Dandhy merupakan jurnalis yang malang melintang di dunia kewartawanan dengan spesialisasi investigasi. Media cetak, televisi, radio, dan online pernah dia geluti. Medan konflik bukanlah hal baru bagi Dandhy, Aceh salah satunya.
Ia merupakan pendiri rumah produksi audio-visual Watchdoc bersama seorang rekannya yang juga seorang jurnalis. Andhy Panca Kurniawan. Beberapa karya dia lahirkan, seperti ‘Indonesia for sale’ dan juga ‘Jurnalisme Investigasi’.
Isu-isu hak asasi manusia kerap disuarakan pria kelahiran Lumajang 43 tahun lalu melalui karya jurnalistik. Karya terakhir yang sangat fenomenal dan menyentak adalah Sexy Killers yang mengungkap praktik culas di balik bisnis tambang batubara.
Video berdurasi 1 jam 28 menit itu tercatat ditonton 26,5 juta orang sejak diluncurkan 13 April 2019. Di dalam karyanya, Dandhy dan WatchDoc memunculkan sisi kelam dampak dari bisnis batubara. Bagi pemodal sangat menggiurkan, namun bagi lingkungan dan masyarakat sekitar cukup memprihatinkan.

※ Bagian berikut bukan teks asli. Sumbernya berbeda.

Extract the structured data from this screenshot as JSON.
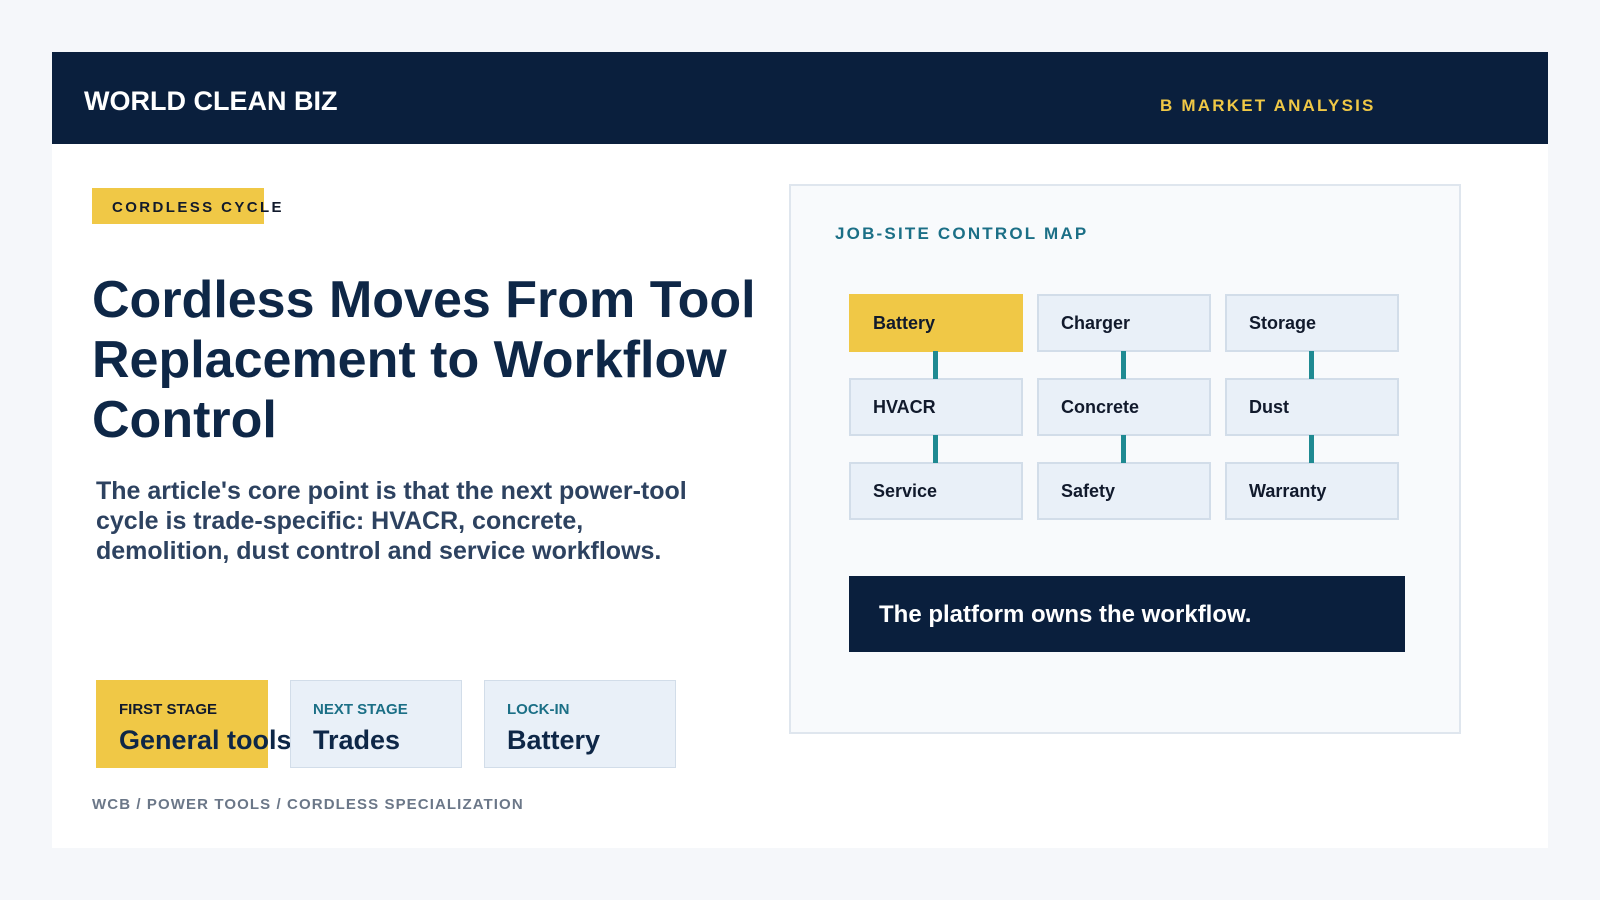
{
  "header": {
    "brand": "WORLD CLEAN BIZ",
    "section": "B MARKET ANALYSIS"
  },
  "kicker": "CORDLESS CYCLE",
  "headline": "Cordless Moves From Tool Replacement to Workflow Control",
  "lede": "The article's core point is that the next power-tool cycle is trade-specific: HVACR, concrete, demolition, dust control and service workflows.",
  "stages": [
    {
      "label": "FIRST STAGE",
      "value": "General tools"
    },
    {
      "label": "NEXT STAGE",
      "value": "Trades"
    },
    {
      "label": "LOCK-IN",
      "value": "Battery"
    }
  ],
  "footer": "WCB / POWER TOOLS / CORDLESS SPECIALIZATION",
  "map": {
    "title": "JOB-SITE CONTROL MAP",
    "nodes": [
      "Battery",
      "Charger",
      "Storage",
      "HVACR",
      "Concrete",
      "Dust",
      "Service",
      "Safety",
      "Warranty"
    ],
    "callout": "The platform owns the workflow."
  },
  "colors": {
    "navy": "#0a1f3d",
    "accent_yellow": "#f0c846",
    "teal": "#1f8a92",
    "panel_blue": "#e9f0f8"
  }
}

Berurusan dengan hukum adalah bukan pertama bagi Dandhy. September 2017, dia dipolisikan Relawan Perjuangan Demokrasi (Repdem) Jawa Timur, organisasi sayap PDI Perjuangan karena dianggap menghina Ketua Umum PDIP Megawati Soekarnoputri.
Dandhy ditangkap penyidik Kriminal Khusus Polda Metro Jaya, Kamis (26/9/2019), sekitar pukul 23.00 WIB, di Jatiwaringin, Pondok Gede, Bekasi, Jawa Barat.
Sekitar pukul 22.30 WIB Dandhy baru tiba di kediamannya. Selang beberapa lama kemudian, terdengar ada tamu yang menggedor-gedor pagar rumah dan langsung dibuka oleh Dandhy.
Aparat membawa surat penangkapan dan sedikit menjelaskan bahwa postingan Dandhy di media sosial mengenai Papua.
Polisi yang berjumlah 4 orang itu lantas membawa Dandhy dengan Fortuner bernomor polisi D 216 CC. Dandhy kabarnya dibawa ke Polda Metro Jaya.